Museum guards stopped them, and police detained the activists. In the video, Diyabanza – born in then-Zaire, once ruled by Belgium – lists works held in the Quai Branly Museum in Paris that came from former colonies in Africa. He accuses European museums of making millions on artworks taken from now-impoverished countries like the Democratic Republic of the Congo.


Emery Mwazulu Diyabanza has staged similar actions in museums in the Netherlands and the southern French city of Marseille in recent months, inspired by global protests against racial injustice and colonial-era wrongs unleashed by George Floyd’s death in the United States in May by the knee-on-neck hold of a white policeman.


In the Paris case, Diyabanza and the other activists have been charged with attempted group theft of a historical object, and if convicted, they face up to 10 years in prison and a 150,000 euros ($175,460) fine, according to his lawyer. But prosecutors on Wednesday asked for fines of €1,000 against Diyabanza and €500 against his accomplices.

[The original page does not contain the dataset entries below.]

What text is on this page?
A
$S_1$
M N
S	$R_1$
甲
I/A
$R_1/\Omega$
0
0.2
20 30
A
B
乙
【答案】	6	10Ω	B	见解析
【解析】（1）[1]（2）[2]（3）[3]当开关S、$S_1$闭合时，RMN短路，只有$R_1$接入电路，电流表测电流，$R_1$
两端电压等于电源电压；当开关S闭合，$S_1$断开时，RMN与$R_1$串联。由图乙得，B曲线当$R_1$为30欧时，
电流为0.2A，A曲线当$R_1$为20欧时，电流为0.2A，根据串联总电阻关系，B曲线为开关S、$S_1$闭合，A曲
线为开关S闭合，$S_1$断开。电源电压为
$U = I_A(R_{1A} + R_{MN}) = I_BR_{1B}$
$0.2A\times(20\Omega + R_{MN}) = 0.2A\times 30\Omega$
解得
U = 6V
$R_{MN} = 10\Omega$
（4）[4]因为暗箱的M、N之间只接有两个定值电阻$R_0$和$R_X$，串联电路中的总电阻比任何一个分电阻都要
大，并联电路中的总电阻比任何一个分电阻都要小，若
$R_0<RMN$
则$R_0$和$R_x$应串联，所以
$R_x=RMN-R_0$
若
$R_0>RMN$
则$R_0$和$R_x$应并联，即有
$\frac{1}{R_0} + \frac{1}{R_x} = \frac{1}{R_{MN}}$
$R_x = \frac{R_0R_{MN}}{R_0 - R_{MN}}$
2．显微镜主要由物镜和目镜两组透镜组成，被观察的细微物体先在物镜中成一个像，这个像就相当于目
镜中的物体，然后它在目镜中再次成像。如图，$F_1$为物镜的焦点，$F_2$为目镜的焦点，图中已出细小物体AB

It is important to understand the context behind this. France has been involved in Africa for a few hundred years, not to say that other European countries have not been as well. France was involved with everything from slavery, diamond mining, mineral mining, farming and many other exploits. Throughout this time, they took back many treasures from all over Africa.

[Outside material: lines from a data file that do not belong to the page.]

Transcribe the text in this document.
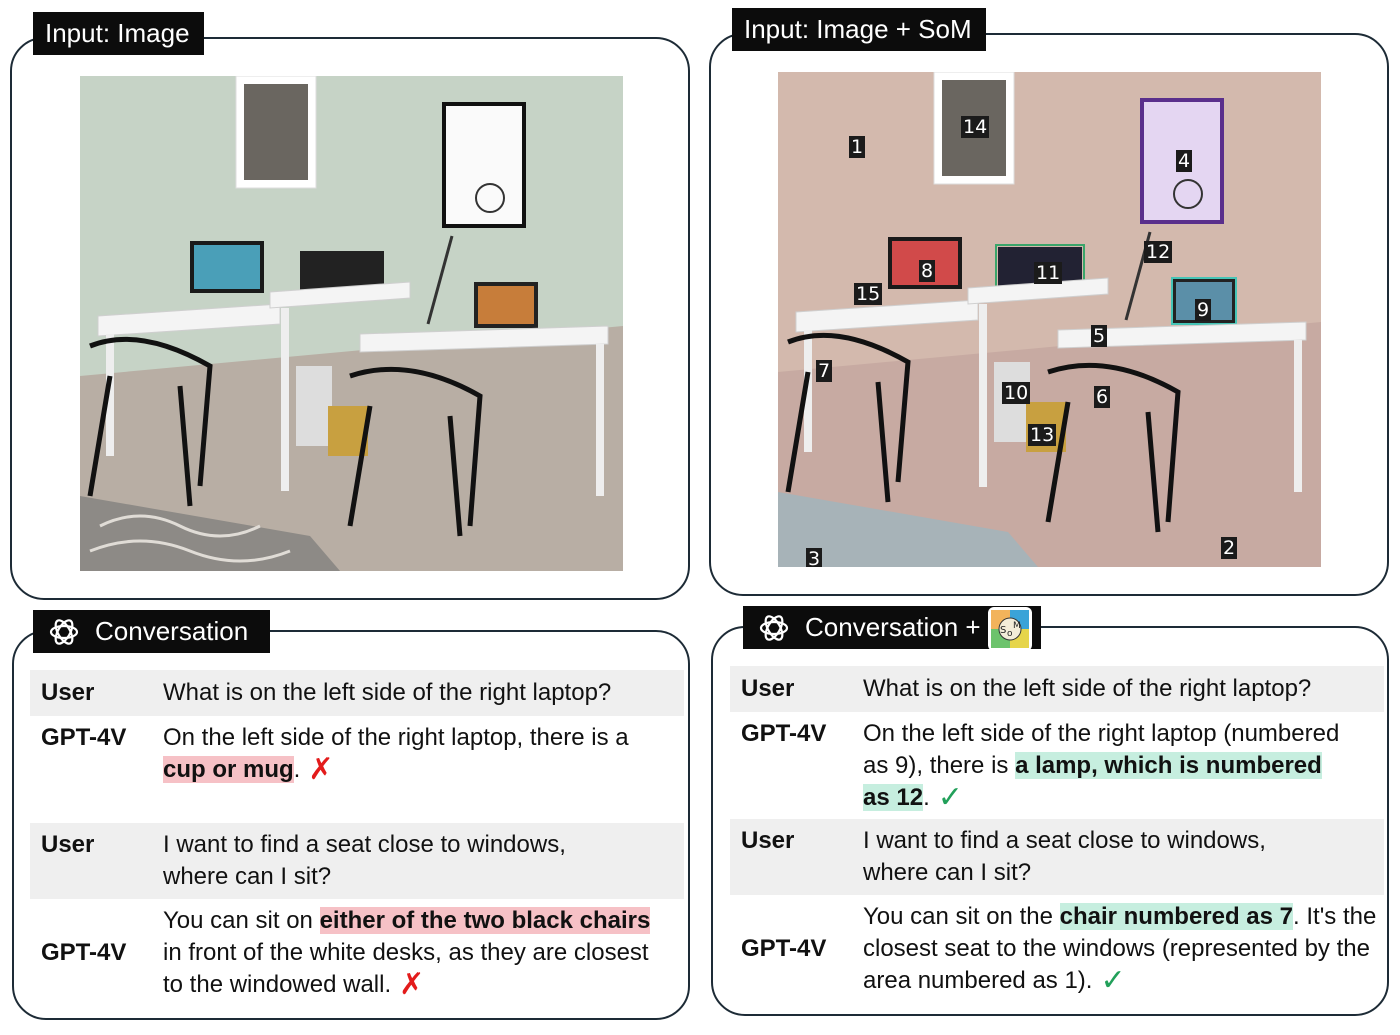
Input: Image	Input: Image + SoM
1
2
3
4
5
6
7
8
9
10
11
12
13
14
15
Conversation
User	What is on the left side of the right laptop?
GPT-4V On the left side of the right laptop, there is a cup or mug. ✗
User	I want to find a seat close to windows, where can I sit?
GPT-4V
You can sit on either of the two black chairs in front of the white desks, as they are closest to the windowed wall. ✗
Conversation + S o
M
User	What is on the left side of the right laptop?
GPT-4V On the left side of the right laptop (numbered as 9), there is a lamp, which is numbered as 12. ✓
User	I want to find a seat close to windows, where can I sit?
GPT-4V
You can sit on the chair numbered as 7. It's the closest seat to the windows (represented by the area numbered as 1). ✓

France also exploited its African colonies during the World Wars, especially the Second World War where hundreds of thousands of African men fought against the Germans in Northern Africa and Europe. This has given France the opportunity to ‘steal’ or ‘pillage’ many thousands of treasures such as paintings, sculptures, ceremonial objects and other items, as Mr Diyabanza says.

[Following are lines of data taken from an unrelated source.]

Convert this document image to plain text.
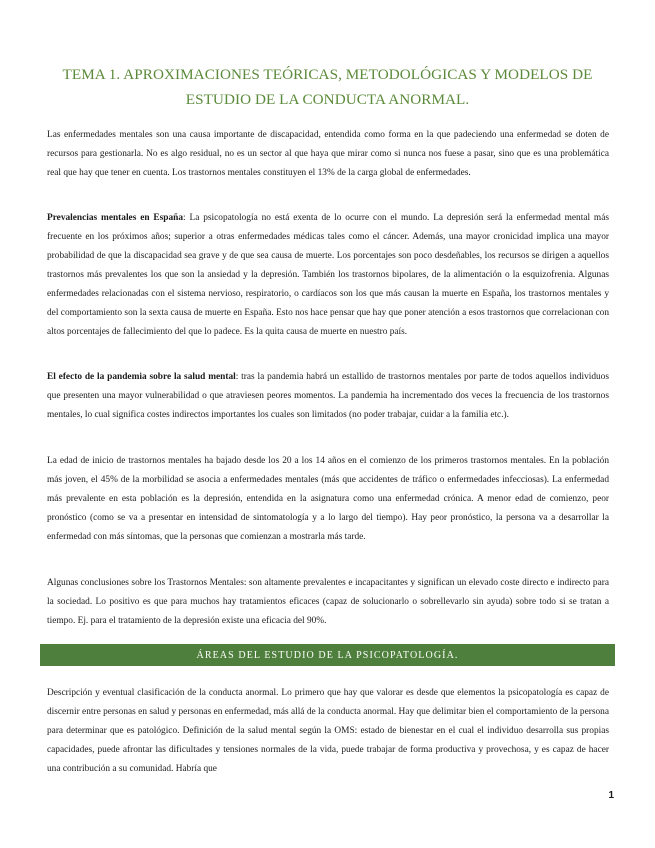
TEMA 1. APROXIMACIONES TEÓRICAS, METODOLÓGICAS Y MODELOS DE ESTUDIO DE LA CONDUCTA ANORMAL.

Las enfermedades mentales son una causa importante de discapacidad, entendida como forma en la que padeciendo una enfermedad se doten de recursos para gestionarla. No es algo residual, no es un sector al que haya que mirar como si nunca nos fuese a pasar, sino que es una problemática real que hay que tener en cuenta. Los trastornos mentales constituyen el 13% de la carga global de enfermedades.

Prevalencias mentales en España: La psicopatología no está exenta de lo ocurre con el mundo. La depresión será la enfermedad mental más frecuente en los próximos años; superior a otras enfermedades médicas tales como el cáncer. Además, una mayor cronicidad implica una mayor probabilidad de que la discapacidad sea grave y de que sea causa de muerte. Los porcentajes son poco desdeñables, los recursos se dirigen a aquellos trastornos más prevalentes los que son la ansiedad y la depresión. También los trastornos bipolares, de la alimentación o la esquizofrenia. Algunas enfermedades relacionadas con el sistema nervioso, respiratorio, o cardíacos son los que más causan la muerte en España, los trastornos mentales y del comportamiento son la sexta causa de muerte en España. Esto nos hace pensar que hay que poner atención a esos trastornos que correlacionan con altos porcentajes de fallecimiento del que lo padece. Es la quita causa de muerte en nuestro país.

El efecto de la pandemia sobre la salud mental: tras la pandemia habrá un estallido de trastornos mentales por parte de todos aquellos individuos que presenten una mayor vulnerabilidad o que atraviesen peores momentos. La pandemia ha incrementado dos veces la frecuencia de los trastornos mentales, lo cual significa costes indirectos importantes los cuales son limitados (no poder trabajar, cuidar a la familia etc.).

La edad de inicio de trastornos mentales ha bajado desde los 20 a los 14 años en el comienzo de los primeros trastornos mentales. En la población más joven, el 45% de la morbilidad se asocia a enfermedades mentales (más que accidentes de tráfico o enfermedades infecciosas). La enfermedad más prevalente en esta población es la depresión, entendida en la asignatura como una enfermedad crónica. A menor edad de comienzo, peor pronóstico (como se va a presentar en intensidad de sintomatología y a lo largo del tiempo). Hay peor pronóstico, la persona va a desarrollar la enfermedad con más síntomas, que la personas que comienzan a mostrarla más tarde.

Algunas conclusiones sobre los Trastornos Mentales: son altamente prevalentes e incapacitantes y significan un elevado coste directo e indirecto para la sociedad. Lo positivo es que para muchos hay tratamientos eficaces (capaz de solucionarlo o sobrellevarlo sin ayuda) sobre todo si se tratan a tiempo. Ej. para el tratamiento de la depresión existe una eficacia del 90%.

ÁREAS DEL ESTUDIO DE LA PSICOPATOLOGÍA.

Descripción y eventual clasificación de la conducta anormal. Lo primero que hay que valorar es desde que elementos la psicopatología es capaz de discernir entre personas en salud y personas en enfermedad, más allá de la conducta anormal. Hay que delimitar bien el comportamiento de la persona para determinar que es patológico. Definición de la salud mental según la OMS: estado de bienestar en el cual el individuo desarrolla sus propias capacidades, puede afrontar las dificultades y tensiones normales de la vida, puede trabajar de forma productiva y provechosa, y es capaz de hacer una contribución a su comunidad. Habría que

1
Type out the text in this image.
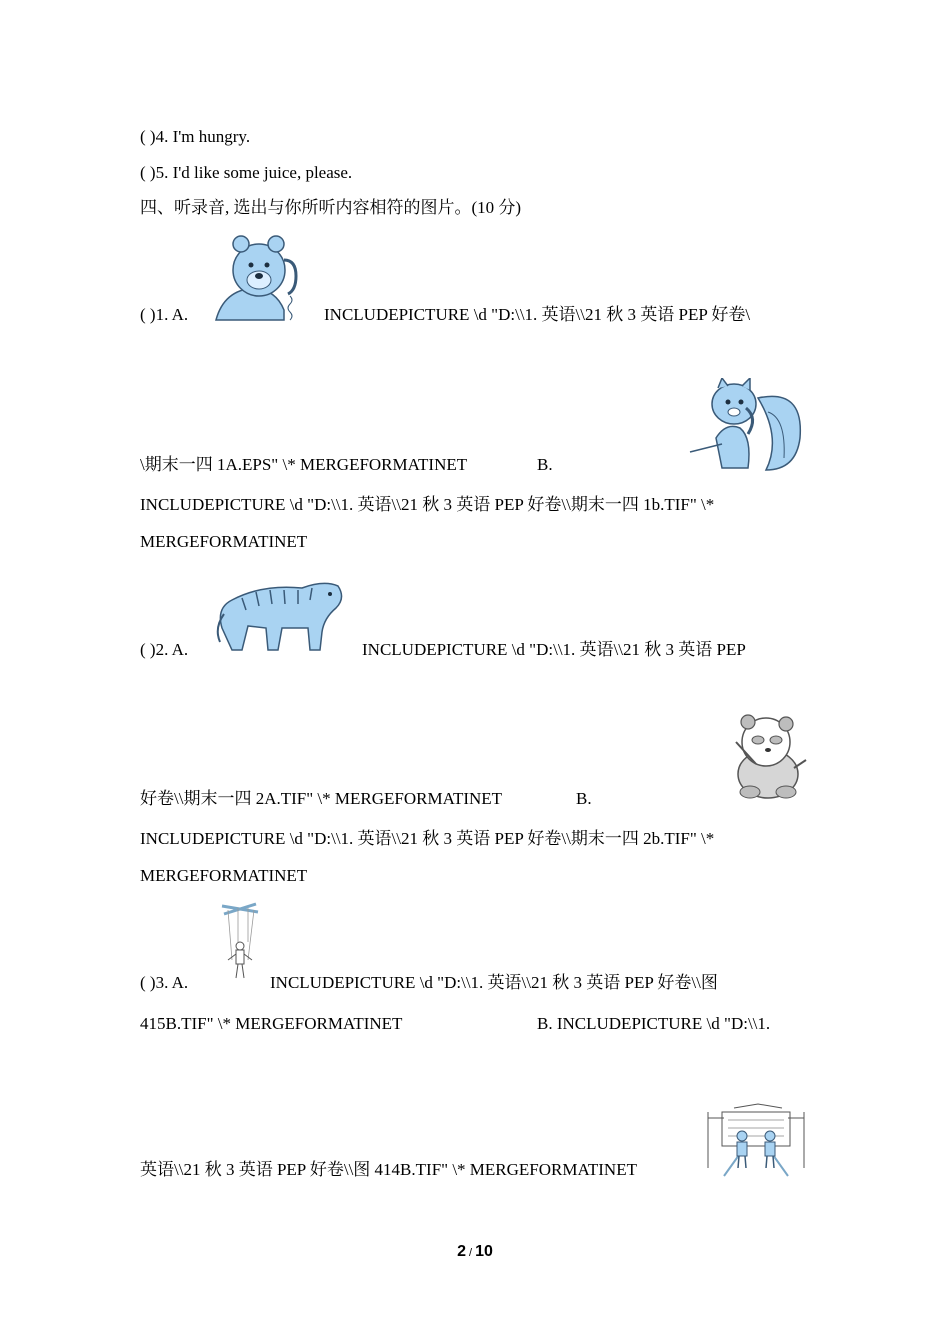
( )4. I'm hungry.
( )5. I'd like some juice, please.
四、听录音, 选出与你所听内容相符的图片。(10 分)
( )1. A.	INCLUDEPICTURE \d "D:\\1. 英语\\21 秋 3 英语 PEP 好卷\
\期末一四 1A.EPS" \* MERGEFORMATINET	B.
INCLUDEPICTURE \d "D:\\1. 英语\\21 秋 3 英语 PEP 好卷\\期末一四 1b.TIF" \*
MERGEFORMATINET
( )2. A.	INCLUDEPICTURE \d "D:\\1. 英语\\21 秋 3 英语 PEP
好卷\\期末一四 2A.TIF" \* MERGEFORMATINET	B.
INCLUDEPICTURE \d "D:\\1. 英语\\21 秋 3 英语 PEP 好卷\\期末一四 2b.TIF" \*
MERGEFORMATINET
( )3. A.	INCLUDEPICTURE \d "D:\\1. 英语\\21 秋 3 英语 PEP 好卷\\图
415B.TIF" \* MERGEFORMATINET	B. INCLUDEPICTURE \d "D:\\1.
英语\\21 秋 3 英语 PEP 好卷\\图 414B.TIF" \* MERGEFORMATINET
2 / 10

“My mother used to tell me that when the Europeans arrived, they pillaged these artifacts, they pillaged our patrimony,” he told Reuters. “We’re in a fight to recover our (cultural) wealth.” A Congolese who has lived in France for 20 years, Diyabanza belongs to a pan-African movement that is pressing France to return those artifacts and make reparations for acts of slavery.


Diyabanza’s case has led to renewed scrutiny of France’s history in a year in which anti-racism protests have forced developed nations to re-examine how they remember their colonial pasts. Diyabanza, who faces a second theft charge for removing an artifact from a Marseille museum and taking it to a police station, considers his actions politically justified. “Who is the real thief in this story? The thief is he who takes something fraudulently. I’m the legitimate inheritor,” he said.


It is important to remember that a huge amount of African cultural heritage is on display in France and around the world especially in European museums. A huge part of Africa’s cultural heritage is on display in Europe. The Quai Branly Museum in Paris holds some 70,000 African objects, with London’s British Museum holding thousands more, French art historian Benedicte Savoy told Reuters in 2018.


That year, Savoy co-authored a report with Senegalese economist Felwine Sarr recommending the widespread return of cultural artifacts removed from Africa, identifying 46,000 objects that would qualify at the Quai Branly Museum.


French officials condemned the stunt by Diyabanza, which followed president Emmanuel Macron pledge, shortly after his election in May 2017, to look at the restitution of African cultural treasures. France has since returned a ceremonial sword to Senegal and promised to return 26 dozen works to Benin – including a royal throne – that were seized by French troops in the late 19th century.


An expert report commissioned by Macron in 2018 counted some 90,000 African works in French museums but suggested a “circulation” of some works between museums rather than an outright return, saying not all were pillaged or stolen. So far, France is preparing to give back 26 works of African art, out of some 90,000 works believed held in French museums.

We are yet to see whether Diyabanza will be successful in his attempts to return African works to Africa from France with the world in the way that it is at the moment.